The move from “dish” to “meal” happens when you treat the chicken as the centrepiece of a spread rather than a single thing on a plate. A bowl of yoghurt, loosened slightly with lemon juice, a drizzle of good olive oil. A small pile of fresh herbs — parsley, mint, a little coriander if you like it. Lemon wedges. The flatbread, warm and pliable. Cucumber or a simple dressed salad alongside if you want it.

This is the way food is eaten across the Middle East and Eastern Mediterranean — not as a single plated dish but as a table of things to eat together, each part making the others better. It’s also the most practical format for summer cooking. You can prepare most of it ahead, the timings are forgiving, and it feeds however many people arrive without needing to adjust.

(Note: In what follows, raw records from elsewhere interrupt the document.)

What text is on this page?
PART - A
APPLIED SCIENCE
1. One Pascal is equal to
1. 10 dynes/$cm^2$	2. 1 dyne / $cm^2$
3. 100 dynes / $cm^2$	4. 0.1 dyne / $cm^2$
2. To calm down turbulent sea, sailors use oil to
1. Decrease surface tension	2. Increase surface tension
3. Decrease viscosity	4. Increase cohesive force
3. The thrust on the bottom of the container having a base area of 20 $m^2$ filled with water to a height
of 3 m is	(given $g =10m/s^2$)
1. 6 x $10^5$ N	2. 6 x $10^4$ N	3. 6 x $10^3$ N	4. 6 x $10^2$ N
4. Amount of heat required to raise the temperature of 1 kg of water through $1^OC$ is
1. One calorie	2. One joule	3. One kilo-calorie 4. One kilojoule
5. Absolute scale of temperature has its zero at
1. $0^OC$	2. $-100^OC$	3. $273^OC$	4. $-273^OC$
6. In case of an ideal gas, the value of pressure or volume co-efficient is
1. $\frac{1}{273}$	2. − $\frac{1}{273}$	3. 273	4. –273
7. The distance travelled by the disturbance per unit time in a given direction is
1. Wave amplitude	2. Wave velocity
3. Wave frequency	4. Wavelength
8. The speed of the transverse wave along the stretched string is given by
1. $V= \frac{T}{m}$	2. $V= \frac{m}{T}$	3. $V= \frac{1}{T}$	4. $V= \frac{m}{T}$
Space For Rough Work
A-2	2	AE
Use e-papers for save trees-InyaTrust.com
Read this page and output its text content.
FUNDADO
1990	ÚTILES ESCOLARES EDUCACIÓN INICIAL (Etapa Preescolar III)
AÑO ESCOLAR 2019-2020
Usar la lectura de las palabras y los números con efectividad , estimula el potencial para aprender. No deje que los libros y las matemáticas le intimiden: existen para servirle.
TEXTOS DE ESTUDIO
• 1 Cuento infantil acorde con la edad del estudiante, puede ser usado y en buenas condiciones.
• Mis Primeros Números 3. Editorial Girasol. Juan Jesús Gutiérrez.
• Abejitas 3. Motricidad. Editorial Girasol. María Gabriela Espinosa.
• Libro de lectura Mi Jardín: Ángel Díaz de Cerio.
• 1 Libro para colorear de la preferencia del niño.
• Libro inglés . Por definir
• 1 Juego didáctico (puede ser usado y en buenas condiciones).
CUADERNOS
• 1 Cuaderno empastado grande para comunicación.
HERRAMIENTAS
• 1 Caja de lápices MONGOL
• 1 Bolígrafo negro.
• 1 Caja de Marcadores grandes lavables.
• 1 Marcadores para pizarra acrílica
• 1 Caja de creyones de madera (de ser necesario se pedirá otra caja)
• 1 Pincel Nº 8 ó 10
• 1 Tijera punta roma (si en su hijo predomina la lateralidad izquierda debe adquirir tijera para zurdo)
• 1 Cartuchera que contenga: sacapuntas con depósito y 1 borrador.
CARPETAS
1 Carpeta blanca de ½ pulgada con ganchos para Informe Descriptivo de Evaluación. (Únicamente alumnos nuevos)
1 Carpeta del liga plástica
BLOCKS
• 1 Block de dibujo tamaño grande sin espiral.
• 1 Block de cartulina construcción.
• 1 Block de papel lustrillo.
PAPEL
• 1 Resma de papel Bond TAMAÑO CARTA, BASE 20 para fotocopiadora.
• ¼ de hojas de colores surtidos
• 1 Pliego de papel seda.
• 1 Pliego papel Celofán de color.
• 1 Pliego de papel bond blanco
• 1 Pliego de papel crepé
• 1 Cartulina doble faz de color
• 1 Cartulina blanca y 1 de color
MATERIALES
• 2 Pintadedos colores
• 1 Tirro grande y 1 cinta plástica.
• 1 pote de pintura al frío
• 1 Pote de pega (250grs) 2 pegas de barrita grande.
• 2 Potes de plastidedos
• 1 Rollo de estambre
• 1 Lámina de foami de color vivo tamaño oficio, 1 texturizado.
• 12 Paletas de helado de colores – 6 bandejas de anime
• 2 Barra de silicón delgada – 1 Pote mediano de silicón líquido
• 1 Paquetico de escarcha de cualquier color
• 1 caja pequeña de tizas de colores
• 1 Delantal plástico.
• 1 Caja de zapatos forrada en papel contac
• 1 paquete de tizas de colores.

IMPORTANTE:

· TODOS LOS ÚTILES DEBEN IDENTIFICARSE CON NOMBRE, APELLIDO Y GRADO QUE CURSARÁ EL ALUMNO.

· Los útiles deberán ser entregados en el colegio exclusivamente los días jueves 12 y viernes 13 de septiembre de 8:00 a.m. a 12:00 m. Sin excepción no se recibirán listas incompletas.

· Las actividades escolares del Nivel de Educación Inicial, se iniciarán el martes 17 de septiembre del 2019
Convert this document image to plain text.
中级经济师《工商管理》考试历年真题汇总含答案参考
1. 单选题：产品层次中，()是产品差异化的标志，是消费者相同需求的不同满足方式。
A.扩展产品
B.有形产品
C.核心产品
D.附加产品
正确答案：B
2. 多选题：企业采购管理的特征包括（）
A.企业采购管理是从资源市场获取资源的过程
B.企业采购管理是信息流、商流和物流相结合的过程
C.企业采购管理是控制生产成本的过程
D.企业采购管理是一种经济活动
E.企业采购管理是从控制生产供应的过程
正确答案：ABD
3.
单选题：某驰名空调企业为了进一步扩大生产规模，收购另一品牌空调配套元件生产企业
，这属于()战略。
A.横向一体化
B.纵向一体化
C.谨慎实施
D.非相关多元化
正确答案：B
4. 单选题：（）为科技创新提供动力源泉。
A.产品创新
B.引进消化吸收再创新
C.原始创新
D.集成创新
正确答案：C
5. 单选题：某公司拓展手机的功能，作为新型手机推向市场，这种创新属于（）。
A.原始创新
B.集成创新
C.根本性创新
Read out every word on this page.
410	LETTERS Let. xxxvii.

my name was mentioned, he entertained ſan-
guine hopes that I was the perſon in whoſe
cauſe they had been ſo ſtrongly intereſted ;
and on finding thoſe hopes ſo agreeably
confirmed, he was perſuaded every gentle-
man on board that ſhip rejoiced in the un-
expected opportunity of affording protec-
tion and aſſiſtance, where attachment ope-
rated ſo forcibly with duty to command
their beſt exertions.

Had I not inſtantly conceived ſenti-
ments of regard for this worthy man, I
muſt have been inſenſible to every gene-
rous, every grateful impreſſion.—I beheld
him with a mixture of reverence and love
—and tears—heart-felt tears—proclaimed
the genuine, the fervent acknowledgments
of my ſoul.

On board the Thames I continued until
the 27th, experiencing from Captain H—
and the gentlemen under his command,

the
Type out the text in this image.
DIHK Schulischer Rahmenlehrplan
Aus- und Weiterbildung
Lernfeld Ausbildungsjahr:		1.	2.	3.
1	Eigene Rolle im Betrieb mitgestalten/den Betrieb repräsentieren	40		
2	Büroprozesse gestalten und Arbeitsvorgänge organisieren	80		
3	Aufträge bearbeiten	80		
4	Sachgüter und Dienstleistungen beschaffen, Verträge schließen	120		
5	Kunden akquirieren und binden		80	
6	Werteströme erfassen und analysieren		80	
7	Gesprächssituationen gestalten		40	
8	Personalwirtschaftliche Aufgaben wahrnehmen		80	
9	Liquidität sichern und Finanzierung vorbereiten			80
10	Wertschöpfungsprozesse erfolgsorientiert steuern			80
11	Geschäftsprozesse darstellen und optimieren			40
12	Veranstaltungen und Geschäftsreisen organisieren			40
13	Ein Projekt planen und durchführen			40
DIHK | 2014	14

What summer cooking should feel like

The dishes we come back to in summer are almost always the ones that feel effortless to execute, produce something worth eating, and don’t leave you sweating over the cooker for the duration of the meal. Za’atar chicken meets all three criteria.

It’s what we’ll be making throughout June, July and into August — until the last of the stone fruit arrives and something else takes its place. That’s the nature of seasonal cooking. The dish defines the season for a few months, and then the season moves on, and you start looking for the next one.

The best summer dishes are the ones you don’t think about making. You just find yourself in the kitchen reaching for the za’atar again.